Comparative analysis of the diffusion kurtosis imaging and diffusion tensor imaging in grading gliomas, predicting tumour cell proliferation and IDH-1 gene mutation status.

INTRODUCTION: Few studies have applied diffusion kurtosis imaging (DKI) and diffusion tensor imaging (DTI) for the comprehensive assessment of gliomas [tumour grade, isocitrate dehydrogenase-1 (IDH-1) mutation status and tumour proliferation rate (Ki-67)]. This study describes the efficacy of DKI and DTI to comprehensively evaluate gliomas, compares their results. METHODS: Fifty-two patients (18 females; median age, 47.5 years) with pathologically proved gliomas were prospectively included.
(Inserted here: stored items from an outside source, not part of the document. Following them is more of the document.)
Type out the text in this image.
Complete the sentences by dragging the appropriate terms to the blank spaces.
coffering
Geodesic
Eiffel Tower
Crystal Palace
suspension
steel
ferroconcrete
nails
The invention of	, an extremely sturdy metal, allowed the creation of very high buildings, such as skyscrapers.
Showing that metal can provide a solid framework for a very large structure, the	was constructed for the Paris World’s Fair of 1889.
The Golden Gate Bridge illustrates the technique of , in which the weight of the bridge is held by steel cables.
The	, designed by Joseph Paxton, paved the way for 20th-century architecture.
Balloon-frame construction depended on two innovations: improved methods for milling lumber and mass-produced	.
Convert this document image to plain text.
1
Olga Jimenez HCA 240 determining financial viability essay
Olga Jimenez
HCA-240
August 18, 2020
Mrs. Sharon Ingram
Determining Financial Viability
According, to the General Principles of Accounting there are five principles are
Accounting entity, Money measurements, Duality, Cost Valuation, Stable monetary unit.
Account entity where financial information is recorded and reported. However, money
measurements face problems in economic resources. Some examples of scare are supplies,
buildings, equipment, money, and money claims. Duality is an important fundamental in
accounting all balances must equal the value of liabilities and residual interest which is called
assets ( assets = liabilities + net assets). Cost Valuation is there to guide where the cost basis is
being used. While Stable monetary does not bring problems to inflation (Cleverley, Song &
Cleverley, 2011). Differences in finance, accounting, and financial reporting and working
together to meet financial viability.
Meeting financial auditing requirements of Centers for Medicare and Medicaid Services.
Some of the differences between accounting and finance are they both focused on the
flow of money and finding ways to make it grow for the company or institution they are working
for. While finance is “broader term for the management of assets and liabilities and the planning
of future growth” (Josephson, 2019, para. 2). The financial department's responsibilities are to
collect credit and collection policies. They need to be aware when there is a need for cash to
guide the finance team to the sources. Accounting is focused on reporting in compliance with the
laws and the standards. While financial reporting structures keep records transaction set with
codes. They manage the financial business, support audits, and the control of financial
All cases underwent DKI examination. DKI (mean kurtosis: MK, axial kurtosis: Ka, radial kurtosis: Kr) and DTI (mean diffusivity: MD, fractional anisotropy: FA) maps of each metric was derived. Three ROIs were manually drawn. RESULTS: MK, Ka, Kr and FA were significantly higher in HGGs than in LGGs, whereas MD was significantly lower in HGGs than in LGGs (P < 0.01). ROC analysis demonstrated that MK (specificity: 100% sensitivity: 79%) and Ka (specificity: 96% sensitivity: 82%) had the same and highest (AUC: 0.93) diagnostic value. Moreover, MK, Ka, and Kr were significantly higher in grade III than II gliomas (P ≦ 0.01). Further, DKI and DTI can significantly identify IDH-1 mutation status (P ≦ 0.03). Ka (sensitivity: 74%, specificity: 75%, AUC: 0.72) showed the highest diagnostic value. In addition, DKI metrics and MD showed significant correlations with Ki-67 (P ≦ 0.01) and Ka had the highest correlation coefficient (rs = 0.72). CONCLUSIONS: Compared with DTI, DKI has great advantages for the comprehensive assessment of gliomas. Ka might serve as a promising imaging index in predicting glioma grading, tumour cell proliferation rate and IDH-1 gene mutation status.